The armored man squeezed himself in after her. Much of the urgency had drained away from him; once he was above the rotters and safely inside the old bank building, he relaxed and took a moment to adjust his accoutrements.

He unhooked his armor and stretched his arms, and cracked his neck from side to side. The clawed hammer with the rope required rewinding, so he twisted it between his palm and his elbow until it made a loop, and then he clipped it back onto his belt. He reached into a holster over his shoulder and set aside a tube-shaped device that was longer than his thigh. It was shaped like a huge gun, but the trigger was a brass paddle and there was a grate across the barrel that was not altogether different from the grate in his mask.

Briar asked, “Is that what made the noise? The one that stunned the rotters?”
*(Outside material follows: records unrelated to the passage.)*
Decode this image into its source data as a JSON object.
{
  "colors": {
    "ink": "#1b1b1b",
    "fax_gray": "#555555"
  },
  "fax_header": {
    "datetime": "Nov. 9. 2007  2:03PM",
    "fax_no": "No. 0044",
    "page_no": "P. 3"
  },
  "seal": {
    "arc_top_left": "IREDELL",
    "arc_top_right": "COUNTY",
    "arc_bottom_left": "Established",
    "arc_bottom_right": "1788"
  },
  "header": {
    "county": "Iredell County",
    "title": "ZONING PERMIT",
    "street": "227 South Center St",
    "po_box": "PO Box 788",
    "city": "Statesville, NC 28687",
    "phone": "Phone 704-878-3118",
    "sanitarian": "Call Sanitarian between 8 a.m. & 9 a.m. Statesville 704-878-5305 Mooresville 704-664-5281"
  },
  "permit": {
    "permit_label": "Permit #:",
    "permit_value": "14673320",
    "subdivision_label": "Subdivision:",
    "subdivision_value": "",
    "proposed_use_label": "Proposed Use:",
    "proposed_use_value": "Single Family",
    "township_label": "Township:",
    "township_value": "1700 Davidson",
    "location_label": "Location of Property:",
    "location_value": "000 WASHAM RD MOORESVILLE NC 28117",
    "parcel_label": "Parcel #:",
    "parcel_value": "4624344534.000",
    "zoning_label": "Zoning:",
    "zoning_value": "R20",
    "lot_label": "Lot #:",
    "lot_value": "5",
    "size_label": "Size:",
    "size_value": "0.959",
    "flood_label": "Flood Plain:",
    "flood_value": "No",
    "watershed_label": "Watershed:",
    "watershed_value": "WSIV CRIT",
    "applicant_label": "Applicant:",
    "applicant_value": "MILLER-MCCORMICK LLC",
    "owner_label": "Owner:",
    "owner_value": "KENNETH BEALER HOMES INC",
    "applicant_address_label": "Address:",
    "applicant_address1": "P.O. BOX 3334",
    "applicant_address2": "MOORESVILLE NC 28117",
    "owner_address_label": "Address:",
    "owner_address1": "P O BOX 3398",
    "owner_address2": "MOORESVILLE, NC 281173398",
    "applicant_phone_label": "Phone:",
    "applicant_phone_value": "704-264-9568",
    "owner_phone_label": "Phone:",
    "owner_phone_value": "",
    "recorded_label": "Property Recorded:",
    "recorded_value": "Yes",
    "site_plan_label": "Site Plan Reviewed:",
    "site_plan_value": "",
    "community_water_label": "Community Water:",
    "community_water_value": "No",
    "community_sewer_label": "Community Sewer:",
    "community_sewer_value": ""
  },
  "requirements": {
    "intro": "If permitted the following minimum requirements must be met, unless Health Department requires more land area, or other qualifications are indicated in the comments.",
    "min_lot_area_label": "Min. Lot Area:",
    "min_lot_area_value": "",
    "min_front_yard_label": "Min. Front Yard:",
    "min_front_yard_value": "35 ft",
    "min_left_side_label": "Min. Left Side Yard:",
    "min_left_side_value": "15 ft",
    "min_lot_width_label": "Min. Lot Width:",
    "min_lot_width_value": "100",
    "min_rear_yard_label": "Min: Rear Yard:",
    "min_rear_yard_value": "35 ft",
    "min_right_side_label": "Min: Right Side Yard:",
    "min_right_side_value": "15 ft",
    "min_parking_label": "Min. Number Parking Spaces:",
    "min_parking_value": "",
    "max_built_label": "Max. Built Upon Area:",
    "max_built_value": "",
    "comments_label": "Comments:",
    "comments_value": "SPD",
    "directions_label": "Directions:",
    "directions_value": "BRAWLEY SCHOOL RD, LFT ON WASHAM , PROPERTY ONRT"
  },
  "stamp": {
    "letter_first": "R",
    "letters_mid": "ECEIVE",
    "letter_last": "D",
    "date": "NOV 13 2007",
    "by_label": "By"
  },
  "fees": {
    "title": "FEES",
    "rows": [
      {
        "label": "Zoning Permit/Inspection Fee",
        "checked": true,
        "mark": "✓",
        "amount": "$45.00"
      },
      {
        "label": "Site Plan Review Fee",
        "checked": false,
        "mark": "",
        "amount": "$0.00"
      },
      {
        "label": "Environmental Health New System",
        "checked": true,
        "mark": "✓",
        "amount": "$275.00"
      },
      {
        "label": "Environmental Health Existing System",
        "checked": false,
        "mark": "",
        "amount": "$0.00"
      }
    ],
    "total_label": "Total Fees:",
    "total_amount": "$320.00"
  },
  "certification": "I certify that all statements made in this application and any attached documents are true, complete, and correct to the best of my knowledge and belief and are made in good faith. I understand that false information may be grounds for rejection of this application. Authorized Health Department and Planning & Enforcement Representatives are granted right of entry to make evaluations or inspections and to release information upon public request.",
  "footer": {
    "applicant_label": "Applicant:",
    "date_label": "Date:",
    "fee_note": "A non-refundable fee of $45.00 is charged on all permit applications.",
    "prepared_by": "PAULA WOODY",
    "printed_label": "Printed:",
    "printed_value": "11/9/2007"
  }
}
“Yes, ma’am,” he said. “This is Dr. Minnericht’s Doozy Dazer, or plain old ‘Daisy’ for short. It’s a mighty piece of equipment and I’m proud to call it mine, but it has its limitations.”

“Three minutes?”

“Three minutes, give or take. That’s right. The power supply’s in the back end.” He pointed to the handle, wrapped with tiny copper pipes and slender glass tubes. “It takes forever to charge the thing back up again.”

“Forever?”

“Well, about a quarter of an hour. Depending.”

“On what?”

He said, “Static electricity. Don’t ask me any more than that, because I don’t know the particulars.”

She politely admired the blasting device. “I’ve never seen anything like it. Who’s this Dr. Minnericht?”
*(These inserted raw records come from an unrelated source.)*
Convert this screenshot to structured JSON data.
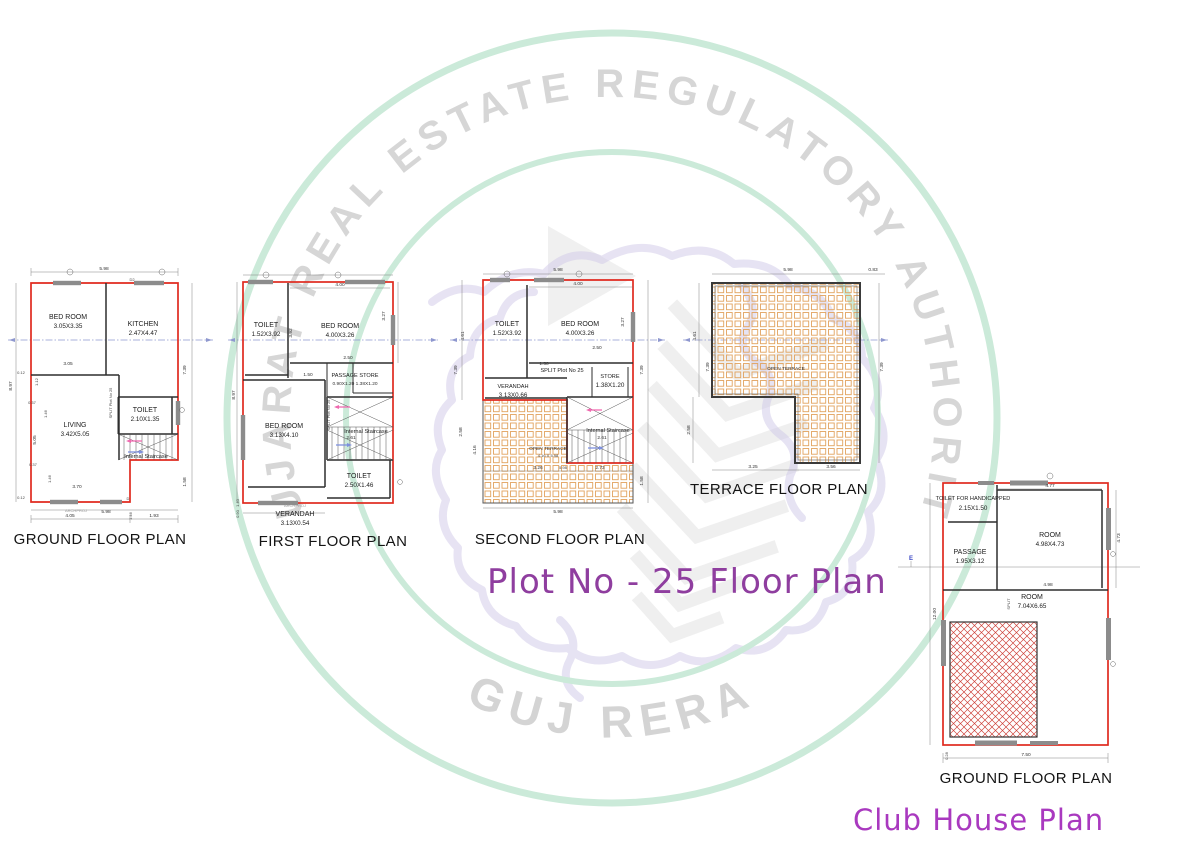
{
  "watermark": {
    "ring_text": "GUJARAT REAL ESTATE REGULATORY AUTHORITY",
    "bottom_text": "GUJ RERA",
    "ring_color": "#cbead9",
    "text_color": "#d6d6d6"
  },
  "headings": {
    "plot_title": "Plot No - 25 Floor Plan",
    "plot_title_color": "#8f3e9f",
    "club_title": "Club House Plan",
    "club_title_color": "#a939bf"
  },
  "ground": {
    "title": "GROUND FLOOR PLAN",
    "rooms": {
      "bedroom": {
        "name": "BED ROOM",
        "size": "3.05X3.35"
      },
      "kitchen": {
        "name": "KITCHEN",
        "size": "2.47X4.47"
      },
      "living": {
        "name": "LIVING",
        "size": "3.42X5.05"
      },
      "toilet": {
        "name": "TOILET",
        "size": "2.10X1.35"
      }
    },
    "staircase": "Internal Staircase",
    "split": "SPLIT Plot No 25",
    "archproj": "ARCHPROJ",
    "doors": {
      "d2": "D2",
      "d": "D"
    },
    "dims": {
      "top": "5.98",
      "left": "8.97",
      "right": "7.39",
      "right_bottom": "1.58",
      "w1": "0.12",
      "w2": "3.05",
      "w3": "1.12",
      "w4": "0.37",
      "w5": "1.46",
      "w6": "5.05",
      "w7": "3.70",
      "w8": "0.37",
      "w9": "1.46",
      "w10": "0.12",
      "bottom1": "5.98",
      "bottom2": "4.05",
      "bottom3": "1.93",
      "b_small": "1.46"
    }
  },
  "first": {
    "title": "FIRST FLOOR PLAN",
    "rooms": {
      "toilet1": {
        "name": "TOILET",
        "size": "1.52X3.92"
      },
      "bedroom1": {
        "name": "BED ROOM",
        "size": "4.00X3.26"
      },
      "passage_store": {
        "name": "PASSAGE STORE",
        "size": "0.90X1.20 1.38X1.20"
      },
      "bedroom2": {
        "name": "BED ROOM",
        "size": "3.13X4.10"
      },
      "toilet2": {
        "name": "TOILET",
        "size": "2.50X1.46"
      },
      "verandah": {
        "name": "VERANDAH",
        "size": "3.13X0.54"
      }
    },
    "staircase": "Internal Staircase",
    "split": "SPLIT Plot No 25",
    "archproj": "ARCHPROJ",
    "dims": {
      "top": "4.00",
      "left": "8.97",
      "toilet_h": "3.92",
      "right": "3.27",
      "m1": "2.50",
      "m2": "1.50",
      "m3": "2.61",
      "bl1": "1.40",
      "bl2": "0.90"
    }
  },
  "second": {
    "title": "SECOND FLOOR PLAN",
    "rooms": {
      "toilet": {
        "name": "TOILET",
        "size": "1.52X3.92"
      },
      "bedroom": {
        "name": "BED ROOM",
        "size": "4.00X3.26"
      },
      "store": {
        "name": "STORE",
        "size": "1.38X1.20"
      },
      "verandah": {
        "name": "VERANDAH",
        "size": "3.13X0.66"
      },
      "terrace": {
        "name": "OPEN TERRACE",
        "size": "4.16 X 5.98"
      }
    },
    "staircase": "Internal Staircase",
    "split": "SPLIT Plot No 25",
    "dims": {
      "top": "5.98",
      "top2": "4.00",
      "l1": "4.61",
      "l2": "7.39",
      "l3": "2.58",
      "l4": "4.16",
      "r1": "3.27",
      "r2": "7.39",
      "r3": "1.58",
      "m1": "2.50",
      "m2": "1.50",
      "m3": "2.61",
      "b1": "3.26",
      "b2": "5.98",
      "b3": "2.73",
      "bottom": "5.98"
    }
  },
  "terrace": {
    "title": "TERRACE FLOOR PLAN",
    "label": "OPEN TERRACE",
    "dims": {
      "top": "5.98",
      "top_right": "0.83",
      "l1": "4.61",
      "l2": "7.39",
      "l3": "2.58",
      "r1": "7.39",
      "b1": "3.25",
      "b2": "3.56"
    }
  },
  "club": {
    "title": "GROUND FLOOR PLAN",
    "rooms": {
      "toilet": {
        "name": "TOILET FOR HANDICAPPED",
        "size": "2.15X1.50"
      },
      "room1": {
        "name": "ROOM",
        "size": "4.98X4.73"
      },
      "passage": {
        "name": "PASSAGE",
        "size": "1.95X3.12"
      },
      "room2": {
        "name": "ROOM",
        "size": "7.04X6.65"
      }
    },
    "split": "SPLIT",
    "grid_label": "E",
    "dims": {
      "top": "4.77",
      "right": "4.73",
      "mid": "4.98",
      "left": "12.00",
      "bottom": "7.50",
      "bottom_left": "0.28"
    }
  }
}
“He’s an ass, but sometimes he’s a useful ass. So now I have to ask, who are you and what are you doing here, in our fine and filthy city?”

“I’m looking for my son,” she dodged the first half of his question. “I think he came here yesterday; he came up through the old water runoff tunnels.”

“Tunnels are closed” he said.

“Now they are, yes. Earthquake.” She leaned against the windowsill and sat there, too exhausted to bother with too many words. “I’m sorry,” she said, and she meant it for a variety of reasons. “I’m so… I knew about the city—I knew it was bad in here. I knew, but…”

“Yeah, it’s that ‘but’ that’ll kill you if you’re not careful. So you’re looking for your boy.” He checked her up and down. “How old are you?” he asked outright, since he couldn’t see her face very well behind her mask.

“Old enough to have a son who’s dumb enough to come in here,” she countered. “He’s fifteen. Have you seen him?”

“He’s fifteen—that’s the best description you got?”

“How many random fifteen-year-old boys can this place possibly get in a week?”